Scientists Find Massive Haul Of 80-Million-Year-Old Titanosaur Eggs, The First Titanosaur Dinosaur Nesting Site from Late Cretaceous Brazil

By Joseph Golder

Scientists found about 20 large 80-million-year-old dinosaur eggs when they unearthed a titanosaur nesting site in Brazil.

The dinosaur egg nest, which dates back to the Cretaceous period, approximately 145 to 66 million years ago, was discovered in an abandoned limestone mine in the rural area of Ponte Alta, in the southeastern Brazilian state of Minas Gerais.

Joao Ismael da Silva, a paleontology technician at the Federal University of Triangular Mineiro Ivor Price Paleontological Research Center, made the discovery in the 1990s, but the results of the analysis of the fossilized eggs have just been published.

“In the 1990s, I became aware of the occurrence of dinosaur eggs in Ponte Alta. In conversation with friends of mine who worked in limestone mining, I was able to recover some isolated eggs and, finally, an association of ten spherical eggs.,” Da Silva said in a statement.

A study on the discovery, published in the journal Scientific Reports, was authored by da Silva, his UFTM colleagues Luiz Carlos Borges Ribeiro and Thiago Marinho, and Argentine researchers Lucas Fiorelli and Agustin Martinelli, from the Regional Center for Scientific Research in La Rioja and the Argentine Museum of Natural Sciences.

“From the associations of shells and eggs, and the macro and microscopic characteristics, it was possible to compare them with nests and fossil eggs from other parts of the world, mainly from the important sites already known in Argentina,” the UFTM statement said.

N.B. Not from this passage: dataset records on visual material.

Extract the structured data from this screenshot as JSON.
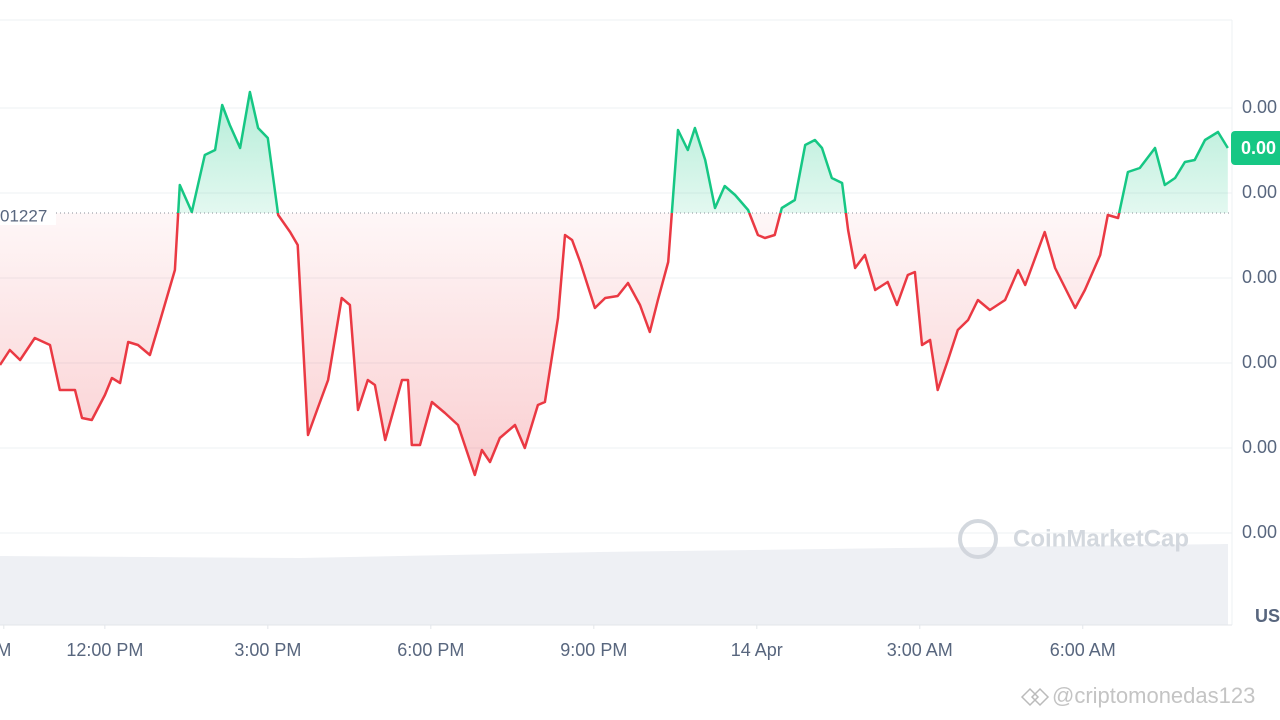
{
  "chart_data": {
    "type": "line",
    "x": [
      10.07,
      10.25,
      10.44,
      10.71,
      10.99,
      11.17,
      11.45,
      11.58,
      11.76,
      12.0,
      12.13,
      12.28,
      12.43,
      12.61,
      12.83,
      13.01,
      13.29,
      13.38,
      13.6,
      13.84,
      14.03,
      14.16,
      14.3,
      14.49,
      14.67,
      14.82,
      15.0,
      15.19,
      15.41,
      15.55,
      15.74,
      15.92,
      16.11,
      16.36,
      16.51,
      16.66,
      16.84,
      16.97,
      17.16,
      17.34,
      17.47,
      17.58,
      17.65,
      17.8,
      18.02,
      18.26,
      18.5,
      18.81,
      18.94,
      19.09,
      19.27,
      19.55,
      19.73,
      19.97,
      20.1,
      20.34,
      20.47,
      20.6,
      20.75,
      21.02,
      21.21,
      21.44,
      21.63,
      21.85,
      22.03,
      22.18,
      22.37,
      22.55,
      22.73,
      22.86,
      23.05,
      23.23,
      23.41,
      23.6,
      23.84,
      24.02,
      24.15,
      24.33,
      24.46,
      24.7,
      24.89,
      25.07,
      25.2,
      25.38,
      25.57,
      25.68,
      25.81,
      25.99,
      26.18,
      26.41,
      26.58,
      26.78,
      26.91,
      27.04,
      27.19,
      27.33,
      27.52,
      27.7,
      27.89,
      28.07,
      28.29,
      28.57,
      28.81,
      28.94,
      29.3,
      29.49,
      29.86,
      30.04,
      30.32,
      30.46,
      30.65,
      30.83,
      31.05,
      31.33,
      31.51,
      31.7,
      31.88,
      32.06,
      32.25,
      32.49,
      32.67
    ],
    "values": [
      0.00011662,
      0.00011722,
      0.00011682,
      0.0001177,
      0.00011742,
      0.00011562,
      0.00011562,
      0.0001145,
      0.00011442,
      0.00011542,
      0.0001161,
      0.0001159,
      0.00011754,
      0.00011742,
      0.00011702,
      0.00011834,
      0.00012042,
      0.00012382,
      0.00012274,
      0.00012502,
      0.00012522,
      0.00012702,
      0.00012622,
      0.0001253,
      0.00012754,
      0.0001261,
      0.0001257,
      0.00012262,
      0.00012194,
      0.00012142,
      0.00011382,
      0.0001149,
      0.00011602,
      0.0001193,
      0.00011902,
      0.00011482,
      0.00011602,
      0.00011582,
      0.00011362,
      0.00011502,
      0.00011602,
      0.00011602,
      0.00011342,
      0.00011342,
      0.00011514,
      0.0001147,
      0.00011422,
      0.00011222,
      0.00011322,
      0.00011274,
      0.0001137,
      0.00011422,
      0.0001133,
      0.00011502,
      0.00011514,
      0.0001185,
      0.00012182,
      0.00012162,
      0.00012074,
      0.0001189,
      0.0001193,
      0.00011938,
      0.0001199,
      0.00011902,
      0.00011794,
      0.00011922,
      0.00012074,
      0.00012602,
      0.00012522,
      0.0001261,
      0.00012482,
      0.0001229,
      0.00012378,
      0.00012342,
      0.00012282,
      0.00012182,
      0.0001217,
      0.00012182,
      0.0001229,
      0.00012322,
      0.00012542,
      0.00012562,
      0.0001253,
      0.0001241,
      0.0001239,
      0.00012202,
      0.0001205,
      0.00012102,
      0.00011962,
      0.00011994,
      0.00011902,
      0.00012022,
      0.00012034,
      0.00011742,
      0.00011762,
      0.00011562,
      0.00011682,
      0.00011802,
      0.00011842,
      0.00011922,
      0.00011882,
      0.00011922,
      0.00012042,
      0.00011982,
      0.00012194,
      0.0001205,
      0.0001189,
      0.00011962,
      0.00012102,
      0.00012262,
      0.0001225,
      0.00012434,
      0.0001245,
      0.0001253,
      0.00012382,
      0.0001241,
      0.00012474,
      0.00012482,
      0.00012562,
      0.00012594,
      0.0001253
    ],
    "up_color": "#16c784",
    "down_color": "#ea3943",
    "baseline": {
      "value": 0.0001227,
      "label": "01227"
    },
    "current_price": {
      "value": 0.0001253,
      "label": "0.00"
    },
    "xlim": [
      10.07,
      32.71
    ],
    "ylim": [
      0.00010962,
      0.00013042
    ],
    "yticks": [
      {
        "value": 0.0001269,
        "label": "0.00"
      },
      {
        "value": 0.0001235,
        "label": "0.00"
      },
      {
        "value": 0.0001201,
        "label": "0.00"
      },
      {
        "value": 0.0001167,
        "label": "0.00"
      },
      {
        "value": 0.0001133,
        "label": "0.00"
      },
      {
        "value": 0.0001099,
        "label": "0.00"
      }
    ],
    "xticks": [
      {
        "value": 10.14,
        "label": "M"
      },
      {
        "value": 12,
        "label": "12:00 PM"
      },
      {
        "value": 15,
        "label": "3:00 PM"
      },
      {
        "value": 18,
        "label": "6:00 PM"
      },
      {
        "value": 21,
        "label": "9:00 PM"
      },
      {
        "value": 24,
        "label": "14 Apr"
      },
      {
        "value": 27,
        "label": "3:00 AM"
      },
      {
        "value": 30,
        "label": "6:00 AM"
      }
    ],
    "grid": true,
    "currency_label": "US",
    "watermark": "CoinMarketCap"
  },
  "credit": "@criptomonedas123"
}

“Titanosaurs were the largest land animals of all time” Marinho said. “The titanosaurs from Uberaba reached up to 25 m [82 feet] in length, which is very striking and contrasts with the size of their eggs (about 12 cm [4.75 inches] in diameter).”

 

“The titanosaurs,” he said “would have been colonial and generalist in their reproductive aspects, nesting in a herd in a huge area, building massive nests with dozens of eggs, and possibly they would have had philopatric behaviors, something similar to sea turtles that periodically return to nest at the same sites.”

The dinosaurs would bury approximately 10 eggs at a time, in what is known as a brood, in order for the temperature to remain controlled until the babies hatched, not unlike many reptiles today.

“This publication reinforces the importance of the municipality of Uberaba in the field of paleontology, especially dinosaurs, and strengthens the relevance of the Uberaba Geopark Project with UNESCO, [the United Nations cultural agency] since this plurality of discoveries most relevant international geological heritage present in the municipality,” Borges Ribeiro said.

Remains belonging to titanosaurs have been found all over the world. They were a diverse group of dinosaurs and the last of the long-necked sauropods, believed to have been wiped out in the extinction-level at the end of the Cretaceous period.